Pepe Linares rayonne sur le flamenco à Nîmes depuis… Personne ne sait exactement combien de temps. Tout naturellement, il a été de la partie dans tous les événements liés à l'art andalou, depuis les prémisses du festival jusqu'à l'hommage qui lui a été rendu en 2008. C'est un padre, hautement respecté, qui insuffle l'affición, découvre les talents, les met sur les rails, sans jamais se lasser, sans perdre pied. Symboles d'une Andalousie profonde, brutale et solaire, amoureuse et lunaire, les poèmes de Garcia Lorca dont la beauté affole le coeur ont été adaptés maintes fois. La version de Pepe Linares et Henry le Ny a notre faveur.
Pepe Linares est reconnu par la profession depuis une vingtaine d'années. Il se produit en tant que cantaor sur de nombreuses scènes. Avec cinq albums à son actif dont il a écrit la plupart des textes (Lobo solitario, Missa de la terra blanca…), il poursuit sa route flamenca avec "rigueur, patience, fraîcheur", toujours à la recherche de nouveaux horizons. Arrivé en France il y a plus de quarante ans, installé à Nîmes, Pepe l’autodidacte a toujours chanté.

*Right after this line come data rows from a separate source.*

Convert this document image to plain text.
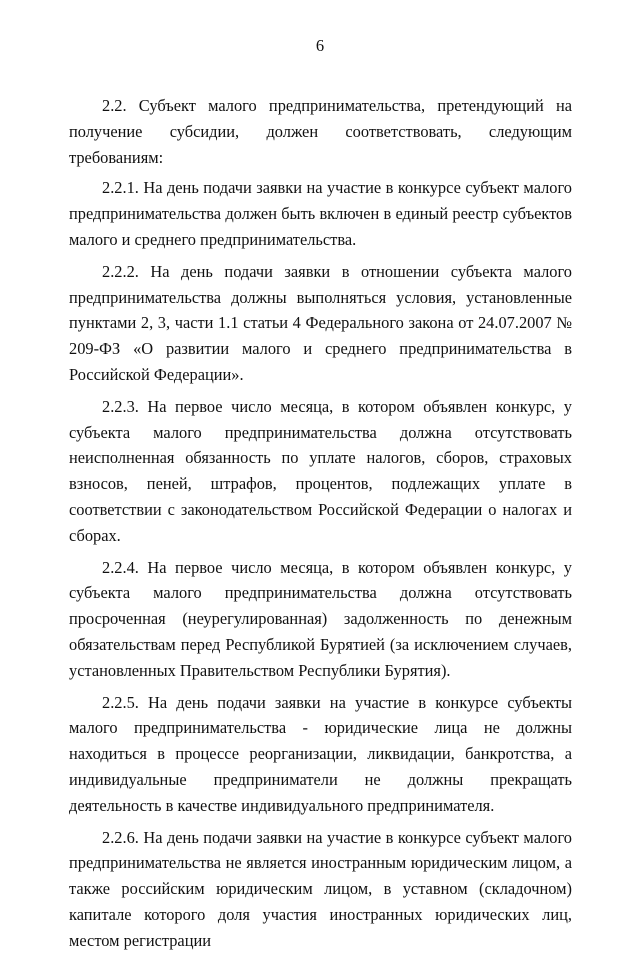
6

2.2. Субъект малого предпринимательства, претендующий на получение субсидии, должен соответствовать, следующим требованиям:

2.2.1. На день подачи заявки на участие в конкурсе субъект малого предпринимательства должен быть включен в единый реестр субъектов малого и среднего предпринимательства.

2.2.2. На день подачи заявки в отношении субъекта малого предпринимательства должны выполняться условия, установленные пунктами 2, 3, части 1.1 статьи 4 Федерального закона от 24.07.2007 № 209-ФЗ «О развитии малого и среднего предпринимательства в Российской Федерации».

2.2.3. На первое число месяца, в котором объявлен конкурс, у субъекта малого предпринимательства должна отсутствовать неисполненная обязанность по уплате налогов, сборов, страховых взносов, пеней, штрафов, процентов, подлежащих уплате в соответствии с законодательством Российской Федерации о налогах и сборах.

2.2.4. На первое число месяца, в котором объявлен конкурс, у субъекта малого предпринимательства должна отсутствовать просроченная (неурегулированная) задолженность по денежным обязательствам перед Республикой Бурятией (за исключением случаев, установленных Правительством Республики Бурятия).

2.2.5. На день подачи заявки на участие в конкурсе субъекты малого предпринимательства - юридические лица не должны находиться в процессе реорганизации, ликвидации, банкротства, а индивидуальные предприниматели не должны прекращать деятельность в качестве индивидуального предпринимателя.

2.2.6. На день подачи заявки на участие в конкурсе субъект малого предпринимательства не является иностранным юридическим лицом, а также российским юридическим лицом, в уставном (складочном) капитале которого доля участия иностранных юридических лиц, местом регистрации
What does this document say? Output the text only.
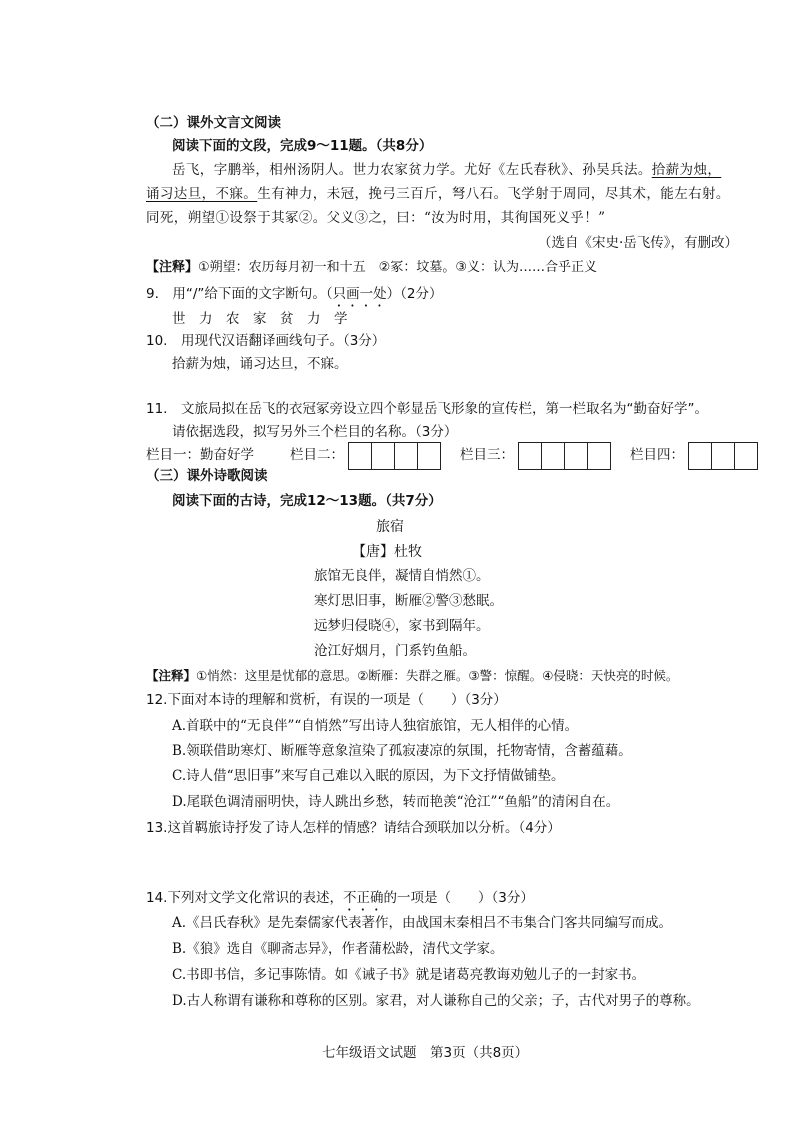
（二）课外文言文阅读
阅读下面的文段，完成9～11题。（共8分）
岳飞，字鹏举，相州汤阴人。世力农家贫力学。尤好《左氏春秋》、孙吴兵法。拾薪为烛，
诵习达旦，不寐。生有神力，未冠，挽弓三百斤，弩八石。飞学射于周同，尽其术，能左右射。
同死，朔望①设祭于其冢②。父义③之，曰：“汝为时用，其徇国死义乎！”
（选自《宋史·岳飞传》，有删改）
【注释】①朔望：农历每月初一和十五　②冢：坟墓。③义：认为……合乎正义
9.　用“/”给下面的文字断句。（只画一处）（2分）
世　力　农　家　贫　力　学
10.　用现代汉语翻译画线句子。（3分）
拾薪为烛，诵习达旦，不寐。
11.　文旅局拟在岳飞的衣冠冢旁设立四个彰显岳飞形象的宣传栏，第一栏取名为“勤奋好学”。
请依据选段，拟写另外三个栏目的名称。（3分）
栏目一：勤奋好学	栏目二：	栏目三：	栏目四：
（三）课外诗歌阅读
阅读下面的古诗，完成12～13题。（共7分）
旅宿
【唐】杜牧
旅馆无良伴，凝情自悄然①。
寒灯思旧事，断雁②警③愁眠。
远梦归侵晓④，家书到隔年。
沧江好烟月，门系钓鱼船。
【注释】①悄然：这里是忧郁的意思。②断雁：失群之雁。③警：惊醒。④侵晓：天快亮的时候。
12.下面对本诗的理解和赏析，有误的一项是（　　）（3分）
A.首联中的“无良伴”“自悄然”写出诗人独宿旅馆，无人相伴的心情。
B.领联借助寒灯、断雁等意象渲染了孤寂凄凉的氛围，托物寄情，含蓄蕴藉。
C.诗人借“思旧事”来写自己难以入眠的原因，为下文抒情做铺垫。
D.尾联色调清丽明快，诗人跳出乡愁，转而艳羡“沧江”“鱼船”的清闲自在。
13.这首羁旅诗抒发了诗人怎样的情感？请结合颈联加以分析。（4分）
14.下列对文学文化常识的表述，不正确的一项是（　　）（3分）
A.《吕氏春秋》是先秦儒家代表著作，由战国末秦相吕不韦集合门客共同编写而成。
B.《狼》选自《聊斋志异》，作者蒲松龄，清代文学家。
C.书即书信，多记事陈情。如《诫子书》就是诸葛亮教诲劝勉儿子的一封家书。
D.古人称谓有谦称和尊称的区别。家君，对人谦称自己的父亲；子，古代对男子的尊称。
七年级语文试题　第3页（共8页）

Breton d'origine, Henri Le Ny débute au théâtre dans les années 70. Il a joué dans une cinquantaine de pièces issues du répertoire contemporain ou classique. Après avoir dirigé le Théâtre de Lorient pendant quelques saisons, il travaille depuis son arrivée à Nîmes, en 1986, avec des compagnies du Languedoc-Roussillon et en particulier avec la compagnie théâtrale "Conduite Intérieure". Issue d'une famille gitane,
Antonio Cortés est un guitariste flamenco français, lui aussi autodidacte et très demandé pour sa puissance de jeu et son sens créatif. On l'a vu dans Camino 3 ou Aire flamenco. Il accompagne le chant, la danse ou joue en solo et enregistre avec Pepe Linares depuis plus de vingt ans. Il a travaillé avec Clémentine Célarié, Vicente Pradal, José de la Negreta…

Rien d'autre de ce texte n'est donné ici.